Horses have sensitive skin and it's not a rare occurrence for a horse to have an allergic reaction to some of the store-bought fly sprays. If your horse, or yourself even, is sensitive to fly spray or you'd rather use a more natural option, consider trying out these homemade fly sprays.
*You may want to check how you and your horse react to essential oils before using. If you're mixing your own fly spray err on the side of caution, always use less oil rather than too much.*
Basic Chemical-Free Fly Spray
Be sure you use real 100% essential oils in these recipes. For example, Citronella scent from a big box store is almost always synthetic so double-check your labels.
- 2 cups white vinegar
- 1 cup water
- ½ tablespoon of Citronella essential oil
- ½ tablespoon of Eucalyptus essential oil
Simply combine ingredients into a spray bottle and shake well before using.
Skin So Soft Fly Spray
You can find Skin So Soft online or through a local Avon representative.
- 1 oz of Citronella oil
- 2 oz of Avon's Skin So Soft
- 1 cup pure Apple Cider Vinegar
- 1 cup water
Combine ingredients in spray bottle and shake well before spraying.
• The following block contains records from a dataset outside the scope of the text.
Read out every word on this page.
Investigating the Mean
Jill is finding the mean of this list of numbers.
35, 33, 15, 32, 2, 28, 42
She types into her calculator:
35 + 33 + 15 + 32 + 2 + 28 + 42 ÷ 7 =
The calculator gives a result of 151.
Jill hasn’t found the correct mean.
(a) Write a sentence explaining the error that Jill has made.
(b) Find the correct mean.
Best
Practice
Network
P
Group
Commerical Fly Spray Enhancer
If your current fly spray works well but you'd like to make the bottle last a little longer, try this simple recipe to help extend your commercial fly spray and even enhance it.
- 5 oz of your favorite fly spray
- 5 oz of white vinegar (you may use apple cider vinegar if you wish)
- 2 oz of coconut oil (melt down first)
- 2 oz of a nontoxic dish soap such as Dawn
You may forgo using the Dawn if you find it leaves a film on your horse's coat. Many people find that Dawn works well but it is best to not use too much in your recipes or layer it on your own for weeks.
If you decide to give these fly sprays a try please keep in mind that all horses and people may have different reactions. It is always best to be cautious when using a new product on your horse, especially those with essential oils.
Also, as with your typical fly sprays, if you're going riding it is wise to tack up before spraying your horse. Fly spray, commercial or homemade, can make the coat very slick. Another potential problem with saddling over fresh fly spray is a slightly caustic reaction from the heat trapped under the saddle working with the ingredients in the spray.